Friday, April 21, 2006

Unamazing Grace

Claudia Emerson's Late Wife

One of the chief benefits of keeping track of all the important literary prizes, is that it introduces you to many new writers / poets. I'd never heard of Claudia Emerson till she won the Pulitzer Prize for Poetry five days ago, and on the whole am grateful to the Pulitzer for introducing me to her work.

Emerson's Late Wife is a collection in three parts - the first part describes the sadness and eventual break-up of a marriage, the second (somewhat less focussed) handles getting over that break-up, and the third is an exploration of being in a second marriage and dealing with the memory of her new husband's late wife (hence the title). It's a short collection - each section has maybe a dozen poems, the entire book is only a little over 50 pages long.

But Emerson manages to pack a lot into those pages. Late Wife is a study in quiet elegance; Emerson's poems here have a dignified, almost formal beauty that modulates and enhances the grief she is writing about, making it almost elegaic. Her descriptions are exact and lucid, and she has the true poet's knack for bringing her poems to a close with that one glowing line that makes the entire poem come alive. Consider:

"The waxwing
accepted us as given, and with us
our seized, repressed sky, glassed light,

narrow stairway. So when we let it go,
when it refused that atavistic
sky, remained instead for a full

month in the hickory tree that loomed
over the house, I asked you why
we'd fed it. What had we saved

for a world so alien, the waxwing
must have believed it had died in those rooms
where for a while we went on living?"

- from 'Waxwing'

Much of the book reads like this - verse after careful verse revealing, gradually, the shape of the poet's conceit, the single metaphor often stretching across the whole poem.

And that, I think, was the problem I had with the book. Adept as she is, Emerson is also, I feel, unsurprising. Emerson does vary form and metre a little, but the overall tone of her poetry never changes, so that the poems blur together and you have the impression of reading one long-ish poem rather than several. And even within that poem, even within the 20 pages of each section, there's a sense of predictability. The ideas / metaphors themselves are not strikingly brilliant, and there are few startling images. If these poems are compelling at all, it is because they have a classical aestheticism to them, not because they are particularly moving. There are some marvellous poems here, but on the whole it seems to me that Emerson is more a highly accomplished poet than a breathtaking one.

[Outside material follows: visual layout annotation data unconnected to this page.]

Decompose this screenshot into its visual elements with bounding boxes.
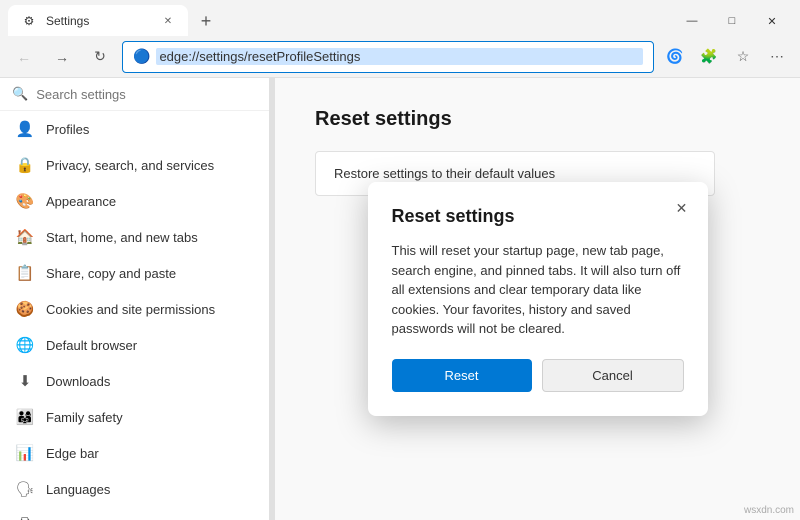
sidebar-item-default-browser[interactable]: 🌐 Default browser — [0, 327, 269, 363]
search-box[interactable]: 🔍 — [0, 78, 269, 111]
sidebar-label-edge-bar: Edge bar — [46, 446, 99, 461]
address-text: edge://settings/resetProfileSettings — [156, 48, 643, 65]
sidebar: 🔍 👤 Profiles 🔒 Privacy, search, and serv… — [0, 78, 270, 520]
favorites-button[interactable]: ☆ — [728, 42, 758, 72]
reset-dialog: Reset settings ✕ This will reset your st… — [368, 182, 708, 416]
sidebar-label-cookies: Cookies and site permissions — [46, 302, 215, 317]
settings-tab-icon: ⚙ — [20, 12, 38, 30]
sidebar-icon-cookies: 🍪 — [16, 300, 34, 318]
sidebar-label-privacy: Privacy, search, and services — [46, 158, 214, 173]
forward-button[interactable]: → — [46, 41, 78, 73]
tab-close-button[interactable]: ✕ — [160, 13, 176, 29]
refresh-button[interactable]: ↻ — [84, 41, 116, 73]
address-bar[interactable]: 🔵 edge://settings/resetProfileSettings — [122, 41, 654, 73]
nav-icons-right: 🌀 🧩 ☆ ⋯ — [660, 42, 792, 72]
sidebar-item-privacy[interactable]: 🔒 Privacy, search, and services — [0, 147, 269, 183]
sidebar-icon-family-safety: 👨‍👩‍👧 — [16, 408, 34, 426]
extensions-button[interactable]: 🧩 — [694, 42, 724, 72]
address-security-icon: 🔵 — [133, 48, 150, 65]
close-window-button[interactable]: ✕ — [752, 6, 792, 36]
sidebar-item-edge-bar[interactable]: 📊 Edge bar — [0, 435, 269, 471]
sidebar-icon-privacy: 🔒 — [16, 156, 34, 174]
new-tab-button[interactable]: + — [192, 7, 220, 35]
minimize-button[interactable]: — — [672, 6, 712, 36]
sidebar-label-profiles: Profiles — [46, 122, 89, 137]
sidebar-label-downloads: Downloads — [46, 374, 110, 389]
edge-icon[interactable]: 🌀 — [660, 42, 690, 72]
back-button[interactable]: ← — [8, 41, 40, 73]
nav-bar: ← → ↻ 🔵 edge://settings/resetProfileSett… — [0, 36, 800, 78]
maximize-button[interactable]: □ — [712, 6, 752, 36]
sidebar-icon-printers: 🖨 — [16, 516, 34, 520]
cancel-button[interactable]: Cancel — [542, 359, 684, 392]
sidebar-icon-default-browser: 🌐 — [16, 336, 34, 354]
sidebar-label-family-safety: Family safety — [46, 410, 123, 425]
sidebar-item-printers[interactable]: 🖨 Printers — [0, 507, 269, 520]
dialog-close-button[interactable]: ✕ — [668, 194, 696, 222]
dialog-body: This will reset your startup page, new t… — [392, 241, 684, 339]
sidebar-items: 👤 Profiles 🔒 Privacy, search, and servic… — [0, 111, 269, 520]
sidebar-item-languages[interactable]: 🗣 Languages — [0, 471, 269, 507]
sidebar-label-share-copy: Share, copy and paste — [46, 266, 176, 281]
dialog-title: Reset settings — [392, 206, 684, 227]
watermark: wsxdn.com — [744, 505, 794, 516]
sidebar-item-share-copy[interactable]: 📋 Share, copy and paste — [0, 255, 269, 291]
dialog-actions: Reset Cancel — [392, 359, 684, 392]
sidebar-label-default-browser: Default browser — [46, 338, 137, 353]
sidebar-icon-share-copy: 📋 — [16, 264, 34, 282]
more-tools-button[interactable]: ⋯ — [762, 42, 792, 72]
tab-label: Settings — [46, 14, 89, 28]
content-area: 🔍 👤 Profiles 🔒 Privacy, search, and serv… — [0, 78, 800, 520]
sidebar-icon-profiles: 👤 — [16, 120, 34, 138]
sidebar-item-cookies[interactable]: 🍪 Cookies and site permissions — [0, 291, 269, 327]
sidebar-item-profiles[interactable]: 👤 Profiles — [0, 111, 269, 147]
dialog-overlay: Reset settings ✕ This will reset your st… — [275, 78, 800, 520]
sidebar-icon-start-home: 🏠 — [16, 228, 34, 246]
sidebar-label-start-home: Start, home, and new tabs — [46, 230, 198, 245]
sidebar-icon-appearance: 🎨 — [16, 192, 34, 210]
sidebar-icon-downloads: ⬇ — [16, 372, 34, 390]
sidebar-label-appearance: Appearance — [46, 194, 116, 209]
sidebar-icon-edge-bar: 📊 — [16, 444, 34, 462]
search-icon: 🔍 — [12, 86, 28, 102]
sidebar-label-languages: Languages — [46, 482, 110, 497]
sidebar-item-downloads[interactable]: ⬇ Downloads — [0, 363, 269, 399]
sidebar-item-family-safety[interactable]: 👨‍👩‍👧 Family safety — [0, 399, 269, 435]
search-input[interactable] — [36, 87, 257, 102]
settings-tab[interactable]: ⚙ Settings ✕ — [8, 5, 188, 37]
sidebar-icon-languages: 🗣 — [16, 480, 34, 498]
tab-bar: ⚙ Settings ✕ + — □ ✕ — [0, 0, 800, 36]
sidebar-item-start-home[interactable]: 🏠 Start, home, and new tabs — [0, 219, 269, 255]
reset-confirm-button[interactable]: Reset — [392, 359, 532, 392]
window-controls: — □ ✕ — [672, 6, 792, 36]
main-panel: Reset settings Restore settings to their… — [275, 78, 800, 520]
sidebar-item-appearance[interactable]: 🎨 Appearance — [0, 183, 269, 219]
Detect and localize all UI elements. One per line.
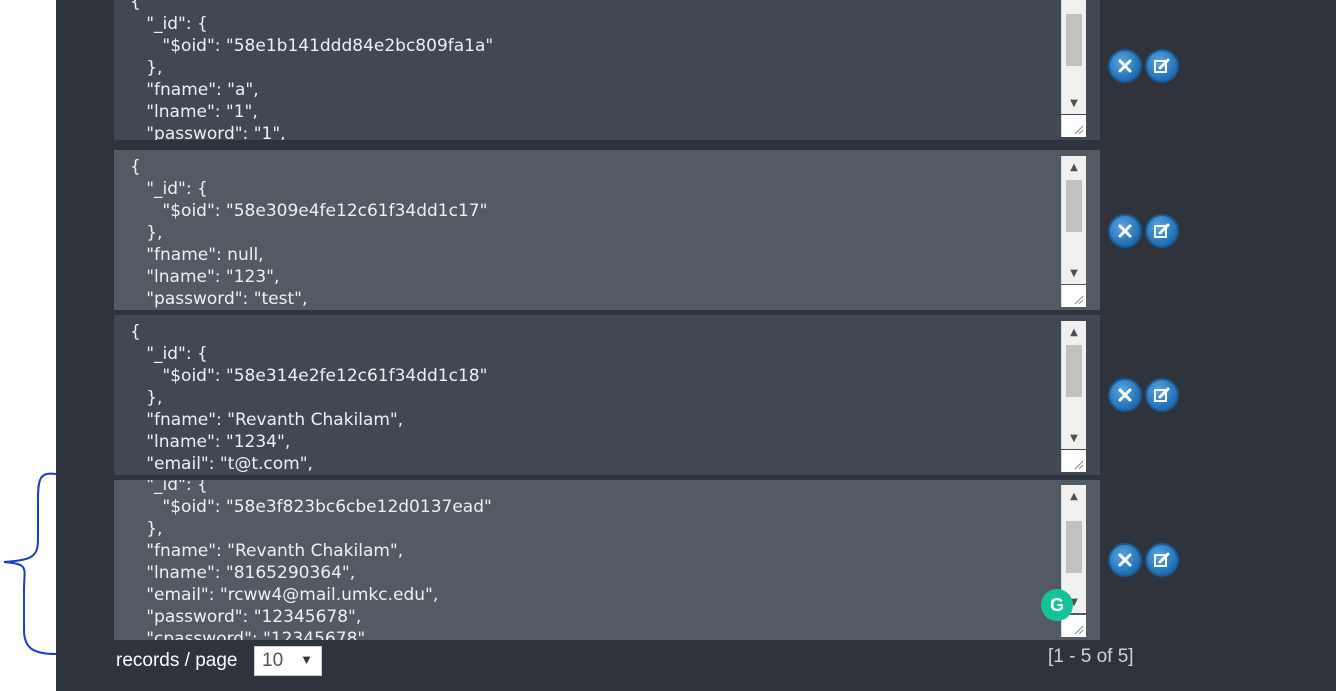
resize-icon	[1074, 125, 1084, 135]
edit-icon	[1154, 552, 1170, 567]
record-scrollbar[interactable]: ▲ ▼	[1061, 0, 1086, 114]
record-json-lines: "_id": { "$oid": "58e3f823bc6cbe12d0137e…	[130, 480, 492, 640]
scroll-up-icon[interactable]: ▲	[1062, 321, 1086, 343]
edit-record-button[interactable]	[1145, 49, 1179, 83]
record-scrollbar[interactable]: ▲ ▼	[1061, 321, 1086, 449]
edit-record-button[interactable]	[1145, 543, 1179, 577]
close-icon	[1118, 388, 1132, 402]
record-textarea[interactable]: { "_id": { "$oid": "58e314e2fe12c61f34dd…	[114, 315, 1100, 475]
resize-icon	[1074, 295, 1084, 305]
resize-icon	[1074, 625, 1084, 635]
close-icon	[1118, 59, 1132, 73]
delete-record-button[interactable]	[1108, 49, 1142, 83]
scroll-thumb[interactable]	[1066, 521, 1082, 573]
record-textarea[interactable]: { "_id": { "$oid": "58e1b141ddd84e2bc809…	[114, 0, 1100, 140]
resize-grip[interactable]	[1061, 115, 1086, 137]
resize-grip[interactable]	[1061, 450, 1086, 472]
resize-icon	[1074, 460, 1084, 470]
edit-icon	[1154, 223, 1170, 238]
records-per-page-select[interactable]: 10 ▼	[254, 646, 322, 676]
record-textarea[interactable]: { "_id": { "$oid": "58e309e4fe12c61f34dd…	[114, 150, 1100, 310]
close-icon	[1118, 553, 1132, 567]
scroll-down-icon[interactable]: ▼	[1062, 92, 1086, 114]
edit-record-button[interactable]	[1145, 378, 1179, 412]
close-icon	[1118, 224, 1132, 238]
scroll-up-icon[interactable]: ▲	[1062, 0, 1086, 6]
scroll-down-icon[interactable]: ▼	[1062, 262, 1086, 284]
record-textarea[interactable]: "_id": { "$oid": "58e3f823bc6cbe12d0137e…	[114, 480, 1100, 640]
record-json-lines: { "_id": { "$oid": "58e314e2fe12c61f34dd…	[130, 322, 488, 474]
scroll-down-icon[interactable]: ▼	[1062, 427, 1086, 449]
records-per-page-value: 10	[262, 650, 284, 671]
grammarly-icon[interactable]: G	[1041, 589, 1073, 621]
pagination-status: [1 - 5 of 5]	[1048, 646, 1134, 667]
chevron-down-icon: ▼	[300, 652, 313, 667]
records-per-page-label: records / page	[116, 650, 238, 671]
delete-record-button[interactable]	[1108, 214, 1142, 248]
delete-record-button[interactable]	[1108, 543, 1142, 577]
edit-record-button[interactable]	[1145, 214, 1179, 248]
record-json-lines: { "_id": { "$oid": "58e309e4fe12c61f34dd…	[130, 157, 488, 309]
record-json-lines: { "_id": { "$oid": "58e1b141ddd84e2bc809…	[130, 0, 494, 140]
scroll-thumb[interactable]	[1066, 14, 1082, 66]
record-scrollbar[interactable]: ▲ ▼	[1061, 156, 1086, 284]
scroll-thumb[interactable]	[1066, 345, 1082, 397]
edit-icon	[1154, 58, 1170, 73]
scroll-thumb[interactable]	[1066, 180, 1082, 232]
handwritten-brace	[3, 472, 57, 655]
resize-grip[interactable]	[1061, 285, 1086, 307]
edit-icon	[1154, 387, 1170, 402]
scroll-up-icon[interactable]: ▲	[1062, 156, 1086, 178]
delete-record-button[interactable]	[1108, 378, 1142, 412]
scroll-up-icon[interactable]: ▲	[1062, 485, 1086, 507]
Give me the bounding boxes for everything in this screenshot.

Among the sections, I liked the third one (late wife) the best, with its mournful but consoling sonnets exploring the memory of a husband's former wife (dead of cancer). There are some lovely poems here, and the overall effect is sharpened, I think, by the fact that the reasons for the sadness are so much more specific. In a poem about finding a glove of the ex-wife, Emerson writes:

"It still remembered
her hand, the creases where her fingers

had bent to hold the wheel, the turn
of her palm, smaller than mine. There was
nothing else to do but return it -
let it drift, sink, slow as a leaf through water
to rest on the bottom where I have not
forgotten it remains - persistent in its loss."

- from 'Driving Glove'.

At one level, this section is a fascinating study in the transference of grief, an exploration of the idea that loving someone means mourning for their losses. As the new wife, the 'I' of these poems can have no real memory of the person whose loss grieves her - this is a second-hand mourning and Emerson's calm, almost bloodless style seems particularly appropriate.

The same can't be said for the first section. On the whole the poems here are as good, but the section overall strikes me as unconvincing, simply because it seems too detached in its sadness. Perhaps it's just that in the world after Plath and Sexton, we've come to expect poetry to be rawer and more personal. With many of the poems in the first section of Late Wife (divorce epistles), one feels that they could just as easily have been written in third person.

This is not really an argument against the poems themselves, of course - it is an argument against the larger structure of the book. It seems to me that by framing the book so explicitly into three stages, Emerson does her own poetry a disservice. The poems work well enough by themselves, but when you start thinking of them as being poems written by someone in a particular frame of mind / at a particular stage in her life, they begin to disappoint. Take the third section. Is all Emerson can find to say about her new marriage that she mourns the loss of her husband's former wife?

Overall, then, it seems to me that Late Wife is a niche book. Emerson takes two basic poem ideas - a bitter-sweet look back at a failed marriage, and an elegy for a loved one's former wife (who is also, of course, a stand-in for the poet's own former self, the fact that this self died of cancer only makes that idea more complicated and interesting) - and spins them out into a series of variations. There is little range here, but a great deal of formal depth.